Daily Mail

Persimmon to slash building of new homes

- By Archie Mitchell

BRITAIN’S housing crisis looks set to deepen after one of the country’s biggest builders said it is slashing the number of homes it will make.

Persimmon said if headwinds continue – including higher mortgage rates and the cost of living crunch – it will build as few as 8,000 homes this year. That would be a 46pc dip from the 14,868 homes the FTSE 100 giant made last year.

It said the rate at which it was selling homes slowed sharply in the last three months of 2022. That followed Liz Truss and Kwasi Kwarteng’s disastrous ‘mini-Budget’, which led to turmoil on financial markets and saw banks hike lending rates and pull some mortgage deals.

And while it is ‘too early’ to tell how the year will go, Persimmon boss Dean Finch said affordabil­ity and mortgage availabili­ty were ‘ key challenges’. The warning came as data showed prices falling at the sharpest rate in a decade, with £16,000 wiped off the average value in just six months. Nationwide said prices fell 1.1pc in the year to February, the biggest dip since 2012.

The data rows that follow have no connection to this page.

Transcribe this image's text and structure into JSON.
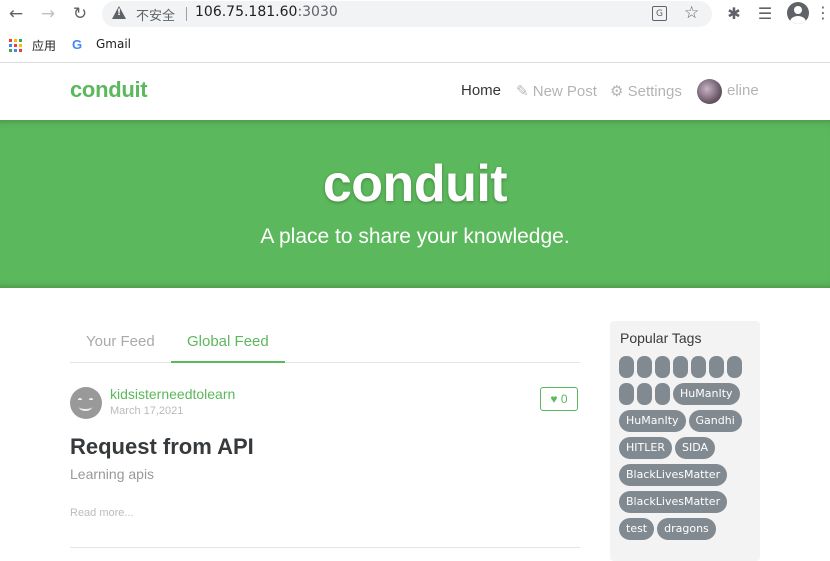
{
  "browser": {
    "insecure_label": "不安全",
    "url_host": "106.75.181.60",
    "url_port": ":3030",
    "bookmarks": [
      {
        "label": "应用",
        "icon": "apps-grid-icon"
      },
      {
        "label": "Gmail",
        "icon": "google-g-icon"
      }
    ],
    "icons": [
      "back-arrow-icon",
      "forward-arrow-icon",
      "reload-icon",
      "warning-icon",
      "translate-icon",
      "star-icon",
      "extensions-icon",
      "reading-list-icon",
      "profile-icon",
      "menu-icon"
    ]
  },
  "navbar": {
    "brand": "conduit",
    "home": "Home",
    "new_post": "New Post",
    "settings": "Settings",
    "username": "eline"
  },
  "banner": {
    "title": "conduit",
    "subtitle": "A place to share your knowledge."
  },
  "feed": {
    "tabs": [
      "Your Feed",
      "Global Feed"
    ],
    "active_tab": "Global Feed",
    "articles": [
      {
        "author": "kidsisterneedtolearn",
        "date": "March 17,2021",
        "favorites": "0",
        "title": "Request from API",
        "description": "Learning apis",
        "read_more": "Read more..."
      }
    ]
  },
  "sidebar": {
    "title": "Popular Tags",
    "tags": [
      "",
      "",
      "",
      "",
      "",
      "",
      "",
      "",
      "",
      "",
      "HuManIty",
      "HuManIty",
      "Gandhi",
      "HITLER",
      "SIDA",
      "BlackLivesMatter",
      "BlackLivesMatter",
      "test",
      "dragons"
    ]
  },
  "colors": {
    "brand_green": "#5cb85c",
    "tag_gray": "#818a91",
    "sidebar_bg": "#f3f3f3"
  }
}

And this week the Home Builders Associatio­n warned the supply of new houses will fall to its lowest level since the Second World War – from 233,000 last year to below 120,000 in the coming years – well below the Government’s 300,000 per year target.

Labour leader Sir Keir Starmer accused Prime Minister Rishi Sunak of ‘letting a generation down’ by failing to increase the number of new homes being built.

Persimmon’s update followed a warning from Barratt, which said the market faced a ‘marked slowdown’. In January it reported a fall in sales.

Persimmon shares tumbled 12pc yesterday. Barratt was off 4.2pc, Taylor Wimpey down 4.1pc and Berkeley 2.1pc lower. Persimmon slashed its dividend by three-quarters to 60p a share, or £200m, and Finch said the market ‘ remains uncertain’. Recent sales falls mean margin and profits will fall, he added.

The average home Persimmon sold last year cost £248,616, a 5pc increase from 2021. Revenue rose to £3.8bn, from £3.6bn. But profit fell from £967m in 2021 to £731m.